BiscoffSundae · 10/06/2022 17:26

cigarettesNalcohol · 10/06/2022 17:11

But even if exclusively BF, the man CAN do night wakes, i.e to resettle, change a nappy, give medication if unwell etc etc. It's completely unacceptable that some men don't help; and using BF as a excuse doesn't work. There is plenty they can still do during the night to help look after a baby that doesn't involve feeding.

On a typical night, my baby (7m) wakes twice between 6.30pm and 6.30am for two feeds. I do those feeds, usually around 1am and 5am. If she wakes more in between for whatever reason, DH attends to her and resettles her. Most nights both feeds are quick pit stops so DH sleeps through and I'm back in my bed in under 10mins but if she is unsettled between those two feeds, he is up looking after her whilst I sleep. We take turns.

He works full time 9-5. And never makes excuses. Both of us get some decent sleep that way. Hate reading shite like "don't see the point in both of us being sleep deprived therefore I am the only one to be sleep deprived". How is that fair ?! You've grown the baby, most likely been suffering with insomnia during pregnancy, then fed the baby, look after the baby during the day, all day, every day but you have to be the one sleep deprived whilst Mr big Man gets his full 8 hours ? Nah, it's not fair and doesn't make sense.

Nope still don’t feel the need, if I’m staying at home all day I will use that time to rest, don’t see why people make out being home with a newborn is the most exhausting thing ever. Mine slept most of the day!

Shmithecat2 · 10/06/2022 17:29

Ds was ebf, so that's just how it was for us 🤷‍♀️

anothernamedoesntsmellsosweet · 10/06/2022 17:33

My DP didn't do any night wakings for our first 2 DDs because he had at least an hour drive to and from work and was out of the house 7-7 so I didn't want to risk him having an accident and falling asleep at the wheel. We have always shared weekends though and always got one lie in each. Our 3rd child he worked from home so was up in the night with that child

ForestFae · 10/06/2022 17:37

It’s not so much I care what individual couples do rather the insinuation that “women’s work”, looking after kids all day, is somehow inferior, less important or less valuable than men’s. Basically that women’s needs come second.

OP posts:
ForestFae · 10/06/2022 17:37

BiscoffSundae · 10/06/2022 17:26

Nope still don’t feel the need, if I’m staying at home all day I will use that time to rest, don’t see why people make out being home with a newborn is the most exhausting thing ever. Mine slept most of the day!
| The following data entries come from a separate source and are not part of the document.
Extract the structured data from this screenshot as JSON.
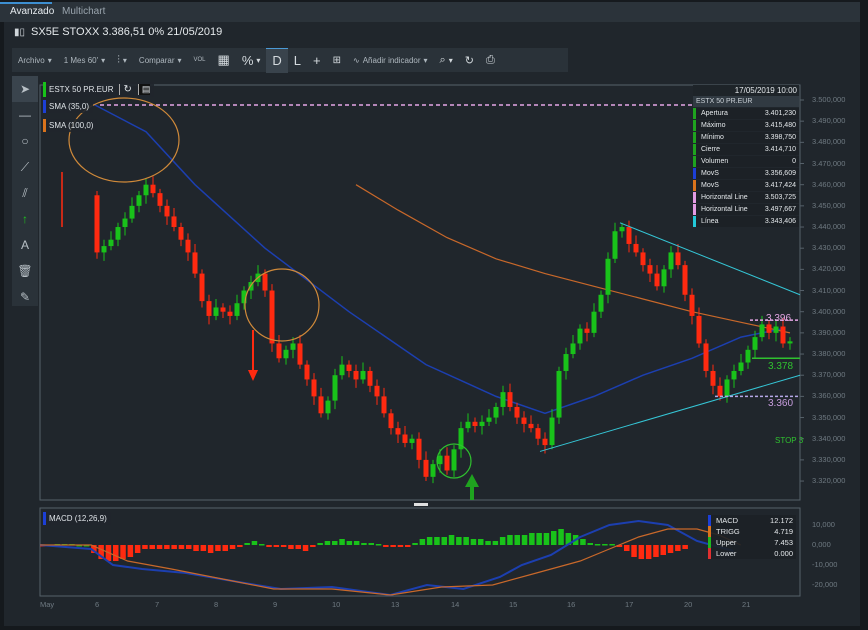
{
  "tabs": [
    {
      "label": "Avanzado",
      "active": true
    },
    {
      "label": "Multichart",
      "active": false
    }
  ],
  "title": "SX5E STOXX 3.386,51 0% 21/05/2019",
  "toolbar": {
    "archivo": "Archivo",
    "period": "1 Mes 60'",
    "comparar": "Comparar",
    "vol": "VOL",
    "percent": "%",
    "d": "D",
    "l": "L",
    "add_indicator": "Añadir indicador"
  },
  "legend": {
    "symbol": "ESTX 50 PR.EUR",
    "sma35": "SMA (35,0)",
    "sma100": "SMA (100,0)",
    "macd": "MACD (12,26,9)"
  },
  "info_box": {
    "date": "17/05/2019 10:00",
    "symbol": "ESTX 50 PR.EUR",
    "rows": [
      {
        "label": "Apertura",
        "value": "3.401,230",
        "color": "#1fa31f"
      },
      {
        "label": "Máximo",
        "value": "3.415,480",
        "color": "#1fa31f"
      },
      {
        "label": "Mínimo",
        "value": "3.398,750",
        "color": "#1fa31f"
      },
      {
        "label": "Cierre",
        "value": "3.414,710",
        "color": "#1fa31f"
      },
      {
        "label": "Volumen",
        "value": "0",
        "color": "#1fa31f"
      },
      {
        "label": "MovS",
        "value": "3.356,609",
        "color": "#1c3fd6"
      },
      {
        "label": "MovS",
        "value": "3.417,424",
        "color": "#d9731c"
      },
      {
        "label": "Horizontal Line",
        "value": "3.503,725",
        "color": "#e39be3"
      },
      {
        "label": "Horizontal Line",
        "value": "3.497,667",
        "color": "#e39be3"
      },
      {
        "label": "Línea",
        "value": "3.343,406",
        "color": "#22c8d8"
      }
    ]
  },
  "macd_info": [
    {
      "label": "MACD",
      "value": "12.172",
      "color": "#1c3fd6"
    },
    {
      "label": "TRIGG",
      "value": "4.719",
      "color": "#d9731c"
    },
    {
      "label": "Upper",
      "value": "7.453",
      "color": "#1fb81f"
    },
    {
      "label": "Lower",
      "value": "0.000",
      "color": "#e03030"
    }
  ],
  "annotations": {
    "level_396": "3.396",
    "level_378": "3.378",
    "level_360": "3.360",
    "stop": "STOP 3"
  },
  "price_axis": [
    "3.500,000",
    "3.490,000",
    "3.480,000",
    "3.470,000",
    "3.460,000",
    "3.450,000",
    "3.440,000",
    "3.430,000",
    "3.420,000",
    "3.410,000",
    "3.400,000",
    "3.390,000",
    "3.380,000",
    "3.370,000",
    "3.360,000",
    "3.350,000",
    "3.340,000",
    "3.330,000",
    "3.320,000"
  ],
  "macd_axis": [
    "10,000",
    "0,000",
    "-10,000",
    "-20,000"
  ],
  "date_axis": [
    "May",
    "6",
    "7",
    "8",
    "9",
    "10",
    "13",
    "14",
    "15",
    "16",
    "17",
    "20",
    "21"
  ],
  "colors": {
    "up": "#19c21a",
    "down": "#ff2a10",
    "sma35": "#1c3fb0",
    "sma100": "#c8682a",
    "trend": "#35c6d6",
    "hline": "#e6a6e6"
  },
  "chart_data": {
    "type": "candlestick",
    "first_candle": {
      "o": 3462,
      "h": 3466,
      "l": 3440,
      "c": 3442
    },
    "open_start": 3455,
    "closes": [
      3428,
      3431,
      3434,
      3440,
      3444,
      3450,
      3455,
      3460,
      3456,
      3450,
      3445,
      3440,
      3434,
      3428,
      3418,
      3405,
      3398,
      3402,
      3400,
      3398,
      3404,
      3410,
      3414,
      3418,
      3410,
      3385,
      3378,
      3382,
      3385,
      3375,
      3368,
      3360,
      3352,
      3358,
      3370,
      3375,
      3372,
      3368,
      3372,
      3365,
      3360,
      3352,
      3345,
      3342,
      3338,
      3340,
      3330,
      3322,
      3328,
      3332,
      3325,
      3335,
      3345,
      3348,
      3346,
      3348,
      3350,
      3355,
      3362,
      3355,
      3350,
      3347,
      3345,
      3340,
      3337,
      3350,
      3372,
      3380,
      3385,
      3392,
      3390,
      3400,
      3408,
      3425,
      3438,
      3440,
      3432,
      3428,
      3422,
      3418,
      3412,
      3420,
      3428,
      3422,
      3408,
      3398,
      3385,
      3372,
      3365,
      3360,
      3368,
      3372,
      3376,
      3382,
      3388,
      3394,
      3390,
      3393,
      3385,
      3386
    ],
    "sma35": [
      [
        0.5,
        3498
      ],
      [
        8,
        3485
      ],
      [
        15,
        3460
      ],
      [
        25,
        3430
      ],
      [
        37,
        3400
      ],
      [
        48,
        3375
      ],
      [
        58,
        3360
      ],
      [
        65,
        3352
      ],
      [
        72,
        3360
      ],
      [
        79,
        3370
      ],
      [
        86,
        3378
      ],
      [
        93,
        3388
      ],
      [
        99,
        3392
      ]
    ],
    "sma100": [
      [
        38,
        3460
      ],
      [
        44,
        3448
      ],
      [
        51,
        3435
      ],
      [
        58,
        3425
      ],
      [
        65,
        3418
      ],
      [
        72,
        3412
      ],
      [
        79,
        3406
      ],
      [
        86,
        3400
      ],
      [
        93,
        3395
      ],
      [
        100,
        3390
      ]
    ],
    "macd_hist": [
      -0.5,
      -0.5,
      0.5,
      0.5,
      0.5,
      0,
      0,
      -4,
      -7,
      -8,
      -8,
      -7,
      -6,
      -4,
      -2,
      -2,
      -2,
      -2,
      -2,
      -2,
      -2,
      -3,
      -3,
      -4,
      -3,
      -3,
      -2,
      -1,
      1,
      2,
      0.5,
      -1,
      -1,
      -1,
      -2,
      -2,
      -3,
      -1,
      1,
      2,
      2,
      3,
      2,
      2,
      1,
      1,
      0.5,
      -1,
      -1,
      -1,
      -1,
      1,
      3,
      4,
      4,
      4,
      5,
      4,
      4,
      3,
      3,
      2,
      2,
      4,
      5,
      5,
      5,
      6,
      6,
      6,
      7,
      8,
      6,
      5,
      3,
      1,
      0.5,
      0.5,
      0.5,
      -1,
      -3,
      -6,
      -7,
      -7,
      -6,
      -5,
      -4,
      -3,
      -2
    ],
    "macd_line": [
      [
        0,
        0
      ],
      [
        7,
        -2
      ],
      [
        10,
        -10
      ],
      [
        14,
        -12
      ],
      [
        20,
        -14
      ],
      [
        28,
        -19
      ],
      [
        33,
        -22
      ],
      [
        40,
        -21
      ],
      [
        48,
        -25
      ],
      [
        53,
        -20
      ],
      [
        58,
        -22
      ],
      [
        63,
        -16
      ],
      [
        66,
        -10
      ],
      [
        70,
        -5
      ],
      [
        74,
        4
      ],
      [
        78,
        10
      ],
      [
        82,
        12
      ],
      [
        86,
        10
      ],
      [
        90,
        2
      ],
      [
        95,
        -3
      ]
    ],
    "signal_line": [
      [
        0,
        0
      ],
      [
        7,
        0
      ],
      [
        12,
        -8
      ],
      [
        18,
        -12
      ],
      [
        25,
        -17
      ],
      [
        32,
        -22
      ],
      [
        40,
        -22
      ],
      [
        48,
        -25
      ],
      [
        55,
        -21
      ],
      [
        62,
        -20
      ],
      [
        68,
        -14
      ],
      [
        74,
        -8
      ],
      [
        78,
        -2
      ],
      [
        82,
        4
      ],
      [
        86,
        8
      ],
      [
        90,
        8
      ],
      [
        93,
        5
      ],
      [
        96,
        0
      ]
    ],
    "ylim": [
      3315,
      3503
    ],
    "macd_ylim": [
      -25,
      15
    ]
  }
}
Perhaps your experience isn’t everyone’s? Mine certainly didn’t.

OP posts:
Topgub · 10/06/2022 17:41

@ForestFae

Looking after kids isn't womens work.

Not working is easier than working though

ForestFae · 10/06/2022 17:42

Topgub · 10/06/2022 17:41

@ForestFae

Looking after kids isn't womens work.

Not working is easier than working though

But it’s almost always women in maternity leave and the men who go back to work after two weeks, so this disproportionately affects women. I don’t think it is, but that’s the attitude.

Looking after young children isn’t “not working”, that’s my whole point. I’ve worked and I’ve been a SAHM (still am), while I prefer being a SAHM it’s also harder than “work” in many ways.